The Food and Drug Administration (FDA) has approved many diagnostic algorithms for conditions ranging from bone fractures, eye pain to breast cancer, but they often take months or years to complete. These algorithms must be implemented in many hospitals with different patient groups and undergo non-stop error checks.

Is there enough data about nCoV to distinguish the symptoms of pneumonia due to different diseases? How to identify cases of mild symptoms, when lesions are more difficult to distinguish? The pandemic is still going on, but treatments will have to wait for the full answer.

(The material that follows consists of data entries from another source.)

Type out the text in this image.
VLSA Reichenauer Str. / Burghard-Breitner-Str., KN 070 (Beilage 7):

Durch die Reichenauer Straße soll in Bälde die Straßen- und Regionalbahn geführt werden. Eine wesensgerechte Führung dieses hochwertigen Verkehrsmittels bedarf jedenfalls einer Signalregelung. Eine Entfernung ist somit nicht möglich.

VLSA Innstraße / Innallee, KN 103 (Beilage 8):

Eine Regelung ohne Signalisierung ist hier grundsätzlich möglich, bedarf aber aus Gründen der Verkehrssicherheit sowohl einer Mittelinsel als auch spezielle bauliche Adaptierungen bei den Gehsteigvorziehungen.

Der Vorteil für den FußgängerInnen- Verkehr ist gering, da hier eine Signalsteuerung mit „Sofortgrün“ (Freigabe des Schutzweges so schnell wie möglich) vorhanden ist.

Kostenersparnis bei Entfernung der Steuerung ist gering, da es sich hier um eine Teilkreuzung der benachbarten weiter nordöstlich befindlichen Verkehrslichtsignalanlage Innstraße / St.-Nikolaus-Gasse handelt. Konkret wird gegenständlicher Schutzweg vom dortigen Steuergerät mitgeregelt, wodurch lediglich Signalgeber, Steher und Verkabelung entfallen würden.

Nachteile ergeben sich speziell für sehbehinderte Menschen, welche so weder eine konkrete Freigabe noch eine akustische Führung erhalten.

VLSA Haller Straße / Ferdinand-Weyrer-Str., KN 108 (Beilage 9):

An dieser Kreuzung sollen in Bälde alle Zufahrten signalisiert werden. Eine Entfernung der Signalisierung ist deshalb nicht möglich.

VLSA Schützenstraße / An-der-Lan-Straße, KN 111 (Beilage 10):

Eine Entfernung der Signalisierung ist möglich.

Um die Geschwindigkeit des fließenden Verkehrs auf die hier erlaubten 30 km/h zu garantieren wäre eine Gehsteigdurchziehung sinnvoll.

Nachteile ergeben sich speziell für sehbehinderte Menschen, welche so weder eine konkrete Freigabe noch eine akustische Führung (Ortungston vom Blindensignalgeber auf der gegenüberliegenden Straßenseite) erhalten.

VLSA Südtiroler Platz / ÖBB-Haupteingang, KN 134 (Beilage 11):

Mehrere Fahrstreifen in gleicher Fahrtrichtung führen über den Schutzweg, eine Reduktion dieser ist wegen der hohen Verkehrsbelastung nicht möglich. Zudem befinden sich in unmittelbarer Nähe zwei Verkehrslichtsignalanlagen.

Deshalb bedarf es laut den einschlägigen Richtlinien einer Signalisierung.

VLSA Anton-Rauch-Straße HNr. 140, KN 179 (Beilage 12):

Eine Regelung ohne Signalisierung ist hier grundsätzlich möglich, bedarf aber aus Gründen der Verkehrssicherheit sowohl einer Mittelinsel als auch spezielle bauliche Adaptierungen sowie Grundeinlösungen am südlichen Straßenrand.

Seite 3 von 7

  • Boundaries between AI and human rights 12

In late March, the United Nations and the World Health Organization (WHO) published a report on evaluation of CT scans, along with a series of AI applications for the fight against Covid-19. “Only a few projects are able to put into operation,” the report said.

These limits existed long before Covid-19 broke out, but the pandemic exacerbated the problem. The reliability of AI depends on the ability of humans to collect and analyze data. Covid-19 has become an example of why this is so difficult during a pandemic.

The daily actions are determined by a series of uncertain projections of the group of infected and dying people, as well as the number of deaths if community isolation measures fail. Even the advice on facemasks and which patients are prioritized for breathing machines is constantly changing, making it difficult for data collection efforts and pandemic forecast.

“AI is always behind people in Covid-19, while many people think that it has the ability to predict beyond what we expect,” journalist Gregory Barber of Wired commented.

The process of drug development is another example. One of the most noteworthy tests is that of Google DeepMind. The company’s AlphaFord system is leading the field in building protein models and predicting the basic structure of viruses. The normal lab analysis process can take months, while DeepMind only needs a few days. The team said it was an estimated model developed by a system that was still in beta testing, but it gave the impression that AI had entered the race to develop a vaccine against Covid-19.

Even so, the medical community is not very impressed. “I don’t see the true role of AI at this time,” commented Julia Schaletzky, director of the Center for Emerging and Forgotten Diseases at the University of California-Berkeley, USA.

She said that many protein samples have been identified in the lab without AI and it would be risky to spend time and effort to start from scratch and use the incomplete system. “Technological progress is a good thing, but it often has to be exchanged by abandoning the option to build on the existing and full potential,” Schaletzky said.

Experts say that AI has potential in finding treatment options. AI algorithms can complement data collection techniques to filter a wide range of available information, such as promising research or past effective solutions. One of the drugs found in this way is Baricitinib, which is undergoing clinical trials.

The AI ​​can also analyze how nCoV attacks the body, in which the algorithm will exploit patient data to identify people at high risk of death and who have the ability to recover, thereby developing a treatment regimen. complete.

However, all factors still depend on the input data, which is what humans collect and arrange for AI to analyze. Health care systems in other countries do not easily provide patient information to develop such systems, and a series of privacy regulations and incompatible databases will hinder AI researchers. .

“The current crisis can change that, even motivate us to rethink the way we store and share data. We may continue to study nCoV after the pandemic has ended, in order to prepare better algorithms before the next pandemics. Still, it would not be surprising if AI could not save us from Covid-19, ”Barber commented.